Où les lignes d'ennuis se viennent toutes rendre?»

Que de voir, dans chaque mari, un vrai marguillier de Saint-Pierre-aux-Bœufs ou un confrère de Saint-Innocent?

Que de peindre les époux tirant d'ordinaire chacun de leur côté, et se mettant ainsi en hasard

«.............. Aux Bordeaux et estaples

De gagner, par argent, le royaume de Naples...»

C'est à dire le mal vénérien?

Que de reprocher aux femmes l'épuisement des hommes, quand il arrive à ceux-ci d'avoir abusé d'elles?

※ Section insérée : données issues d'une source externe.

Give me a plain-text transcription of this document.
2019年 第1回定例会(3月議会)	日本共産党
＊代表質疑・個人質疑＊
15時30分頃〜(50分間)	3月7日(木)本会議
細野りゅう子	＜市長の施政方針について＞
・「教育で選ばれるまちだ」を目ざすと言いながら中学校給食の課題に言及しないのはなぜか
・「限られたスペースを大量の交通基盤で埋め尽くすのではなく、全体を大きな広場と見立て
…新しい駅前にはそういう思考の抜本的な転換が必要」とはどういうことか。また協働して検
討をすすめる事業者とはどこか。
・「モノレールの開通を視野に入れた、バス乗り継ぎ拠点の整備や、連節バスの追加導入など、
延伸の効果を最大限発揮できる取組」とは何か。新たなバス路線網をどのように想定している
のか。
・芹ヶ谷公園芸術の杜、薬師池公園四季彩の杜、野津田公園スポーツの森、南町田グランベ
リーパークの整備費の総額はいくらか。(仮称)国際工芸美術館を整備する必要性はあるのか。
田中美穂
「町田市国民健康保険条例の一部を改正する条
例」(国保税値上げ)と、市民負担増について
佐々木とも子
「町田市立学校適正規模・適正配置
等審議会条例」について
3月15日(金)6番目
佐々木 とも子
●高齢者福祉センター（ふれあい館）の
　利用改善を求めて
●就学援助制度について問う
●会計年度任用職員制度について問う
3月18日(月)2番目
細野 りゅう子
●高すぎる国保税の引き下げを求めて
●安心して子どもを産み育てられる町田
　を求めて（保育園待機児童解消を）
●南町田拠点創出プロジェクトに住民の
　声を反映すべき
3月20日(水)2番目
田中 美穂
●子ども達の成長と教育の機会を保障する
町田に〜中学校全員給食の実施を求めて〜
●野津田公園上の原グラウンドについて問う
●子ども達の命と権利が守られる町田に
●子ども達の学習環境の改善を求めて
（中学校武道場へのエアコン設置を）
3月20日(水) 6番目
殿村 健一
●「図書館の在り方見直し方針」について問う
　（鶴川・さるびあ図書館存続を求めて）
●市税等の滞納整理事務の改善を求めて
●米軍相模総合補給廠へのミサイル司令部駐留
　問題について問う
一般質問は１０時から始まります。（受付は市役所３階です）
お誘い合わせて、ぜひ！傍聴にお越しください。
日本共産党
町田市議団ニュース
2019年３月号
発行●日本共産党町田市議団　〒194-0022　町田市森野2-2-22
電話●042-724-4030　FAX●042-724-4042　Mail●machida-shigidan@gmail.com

Que de les taxer de n'être bonnes à rien, pas même à perpétuer l'espèce humaine, attendu qu'elles ont besoin de nous pour cela? enfin, que de débiter mille autres sornettes pareilles? La satire, toute amie qu'elle est de la mordante hyperbole, demande plus de bon-sens et de vérité; néanmoins Courval-Sonnet, au total, est un honnête homme, il remplit une des premières conditions morales du poème satirique, trop négligé des maîtres du genre, celle de poursuivre les vices en épargnant les vicieux; car, bien qu'il ne ménage rien, il ne nomme personne. Son style d'ailleurs est facile et naturel dans son prosaïsme; aussi n'est-il ni fatigant, ni ennuyeux, quoique trop abondant; on doit passer beaucoup à l'auteur, en considération du temps où il écrivait; mais je ne saurais, pour mon compte, lui passer, premièrement, d'avoir comblé la mesure de la flatterie dans sa dédicace en prose à la reine Marie de Médicis; secondement, d'avoir tant de juste indignation sans verve: c'est justement tout l'opposé de l'immortel Despréaux qui avait bien de la verve et même de la malignité sans indignation. Juvénal et Regnier avaient de l'une et de l'autre.